Vous n’avez jamais été proche d’une convocation en Nazionale ?
J’ai été convoqué une seule fois et c’était pour la Nazionale de Serie B, mais je me suis troué lors du match précédent et, du coup, je n’ai pas joué. En fait, je n’ai jamais porté le maillot d’une sélection italienne, sauf maintenant avec les seniors.

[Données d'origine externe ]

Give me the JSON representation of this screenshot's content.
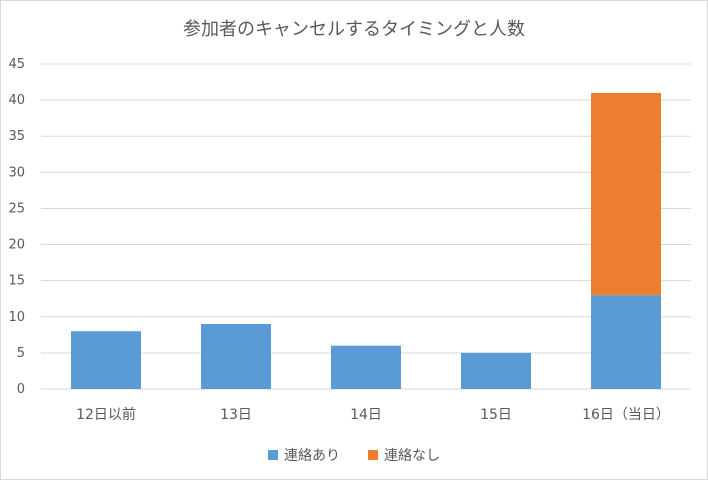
{
  "chart_data": {
    "type": "bar",
    "stacked": true,
    "title": "参加者のキャンセルするタイミングと人数",
    "categories": [
      "12日以前",
      "13日",
      "14日",
      "15日",
      "16日（当日）"
    ],
    "series": [
      {
        "name": "連絡あり",
        "color": "#5b9bd5",
        "values": [
          8,
          9,
          6,
          5,
          13
        ]
      },
      {
        "name": "連絡なし",
        "color": "#ed7d31",
        "values": [
          0,
          0,
          0,
          0,
          28
        ]
      }
    ],
    "ylim": [
      0,
      45
    ],
    "yticks": [
      0,
      5,
      10,
      15,
      20,
      25,
      30,
      35,
      40,
      45
    ],
    "grid": true,
    "legend_position": "bottom"
  }
}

C’est vrai qu’il y avait de la concurrence, mais peut-être que j’aurais pu être convoqué au moins une fois, surtout l’année de Parme où j’ai gagné un Guerin d’oro (joueur le mieux noté du championnat, ndlr) comme meilleur portier, mais bon, ceux qui étaient en Nazionale étaient meilleurs que moi.

Après Buffon, l’Italie assiste à la naissance d’un nouveau phénomène en la personne de Donnarumma, or, la moitié des cages de Serie A sont gardées par des portiers étrangers, qu'en pensez-vous ?
Quand, en fin de carrière, on me demandait pourquoi je jouais encore à 44 ans, je répondais qu’il n’y avait pas de nouveaux à la hauteur. Je n’étais pas le seul quarantenaire, il y avait aussi Pagliuca et Fontana. Pendant 10 ans, il y a eu un vide, et heureusement que Buffon tenait la baraque. Maintenant, c’est une tendance qui s’inverse, il y a Donnarumma, mais aussi d’autres jeunes portiers qui s’illustrent en Serie A et B. Et il était temps, car notre école a toujours été une des meilleures.

Dernièrement, Buffon semble remettre en question sa retraite programmée pour 2018, que lui conseillez-vous ?
C’est une situation différente, c’est le gardien de la Juve et de la Nazionale et il doit être toujours à 100 %. Tant qu’il est en condition physique et mentale, il doit continuer un ou deux ans, mais dès qu’il sentira qu’il baissera, il devra s’arrêter. Il a fait une carrière trop importante pour baisser de niveau, il ne lui manque que la Ligue des champions que je lui souhaite de gagner le plus rapidement possible.